Weitere Aufgaben sind die statistische Erhebung von Strukturdaten, das Erarbeiten einer einheitlichen Weiterbildungsordnung, Abnahme von Prüfungen, Vergabe von Lizenzen und Zertifikaten bei Bildungsangeboten, pflegerische Gutachten und pflegerische Beratung.

Unterscheidung

Wichtig zu erwähnen ist, dass die Pflegekammer keine Gewerkschaft oder einen Berufsverband ersetzt. Die Pflegekammer ist somit nicht für Tarifverhandlungen, arbeitsrechtliche Beratung und Berufsansehen zuständig. Vielmehr soll eine Pflegekammer die Aufgaben wahrnehmen, die eine Gewerkschaft oder ein Berufsverband nicht leisten kann.

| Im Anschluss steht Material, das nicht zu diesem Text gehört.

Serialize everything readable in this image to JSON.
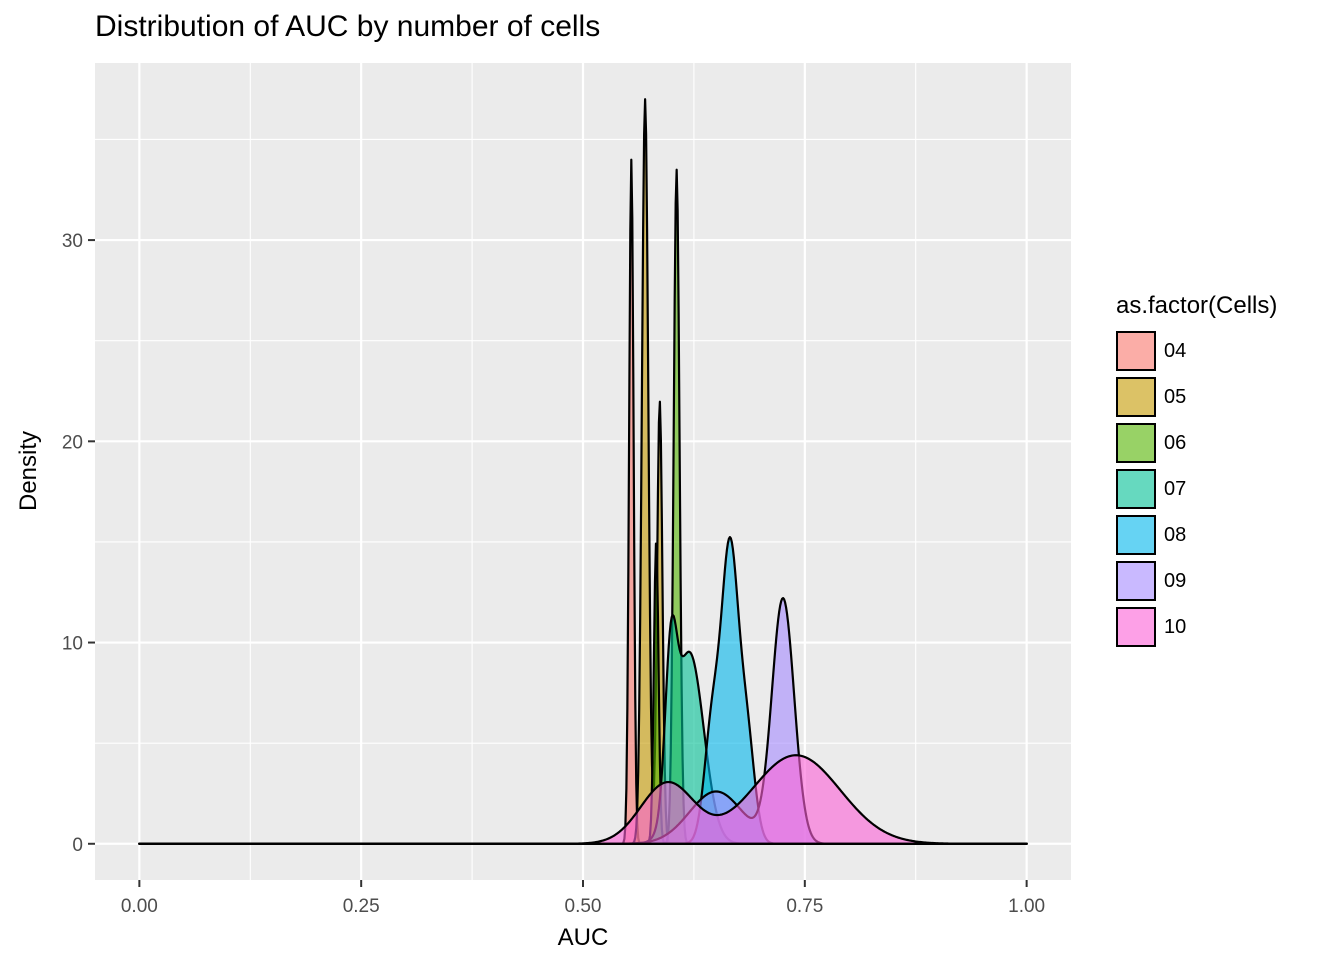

Die Pflegekammer wäre in der Hinsicht zusammen mit den Gewerkschaften und Berufsverbänden ein weiteres starkes Glied um den Berufszweig der professionellen Pflege in Deutschland weiter zu stärken.

Zukunft der Pflegekammern

Ob und wie stark sich Pflegekammern in Zukunft durchsetzen werden ist stark von der politischen Entwicklung und der Zuspruch durch die in der Pflege tätigen Personen abhängig. Der Start 2014 in Rheinland-Pfalz zeigte sich bereits schwer. 2015 eröffnete die Pflegekammer in Schleswig Holstein und 2016 in Niedersachsen, bei letzterer wurde im Dezember 2020 die Auflösung beschlossen.

In Bundesländern wie zum Beispiel Nordrhein-Westfalen oder Berlin sind die Kammern auf dem Weg zur Gründung, in anderen Bundesländern wie Bayern, Sachsen oder Thüringen ist bis zum heutigen Zeitpunkt nichts beschlossen.

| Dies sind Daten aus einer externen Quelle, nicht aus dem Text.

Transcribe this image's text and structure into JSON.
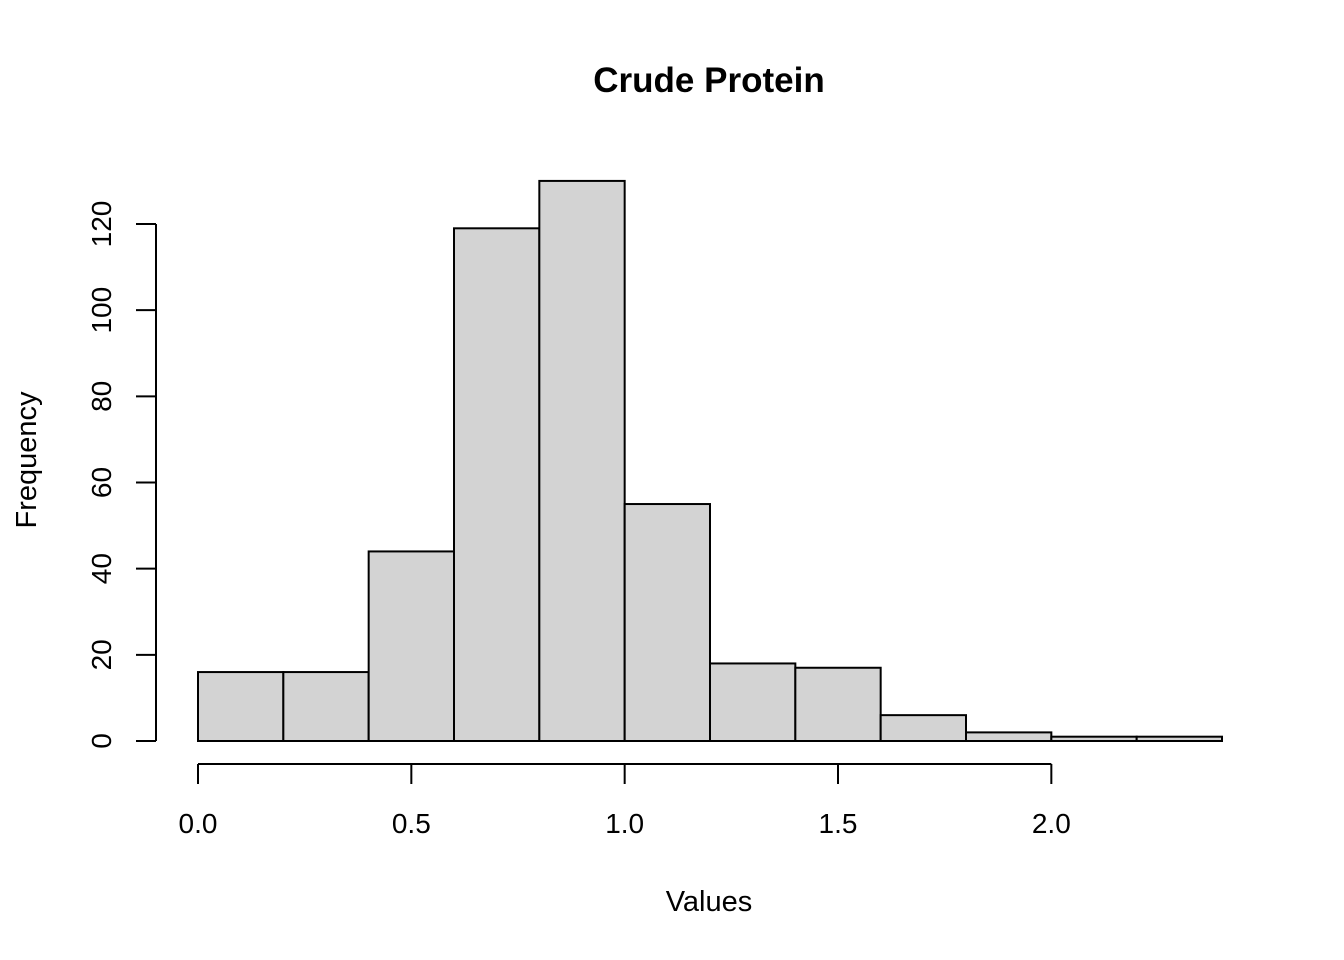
{
  "chart_data": {
    "type": "bar",
    "subtype": "histogram",
    "title": "Crude Protein",
    "xlabel": "Values",
    "ylabel": "Frequency",
    "bin_edges": [
      0.0,
      0.2,
      0.4,
      0.6,
      0.8,
      1.0,
      1.2,
      1.4,
      1.6,
      1.8,
      2.0,
      2.2,
      2.4
    ],
    "values": [
      16,
      16,
      44,
      119,
      130,
      55,
      18,
      17,
      6,
      2,
      1,
      1
    ],
    "xlim": [
      0.0,
      2.4
    ],
    "ylim": [
      0,
      130
    ],
    "x_ticks": [
      0.0,
      0.5,
      1.0,
      1.5,
      2.0
    ],
    "x_tick_labels": [
      "0.0",
      "0.5",
      "1.0",
      "1.5",
      "2.0"
    ],
    "y_ticks": [
      0,
      20,
      40,
      60,
      80,
      100,
      120
    ],
    "y_tick_labels": [
      "0",
      "20",
      "40",
      "60",
      "80",
      "100",
      "120"
    ],
    "grid": false,
    "legend": "none",
    "colors": {
      "bar_fill": "#d3d3d3",
      "bar_edge": "#000000",
      "axis": "#000000",
      "background": "#ffffff"
    }
  }
}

Das eigentliche Problem ist, dass zu wenig Öffentlichkeitsarbeit im Bereich der Pflegekammern betrieben wurde. Dies hatte zum Nachteil, dass Pflegefachpersonen die sich nicht aktiv mit der politischen Lage der Pflege auseinandersetzten, den Fokus auf den Pflichtbeitrag legten und sich somit vor allen positiven Aktivitäten der Pflegekammer verschlossen haben.

Hier hätten im Vorfeld andere Lösungsansätze durch Kammer, Bund und Länder gesucht werden müssen, um einen Pflichtbeitrag in der Anfangszeit auszuschließen. Das Vertrauen wäre jedenfalls ein anderes gewesen.

Fazit

Um zukünftig ein starkes politisches Standing in Beruf der Pflege zu erlangen, werden wir um bundesweite Pflegekammern nicht herumkommen. Der Mangel an politischer Entscheidung sollte spätestens die Corona-Pandemie gezeigt haben.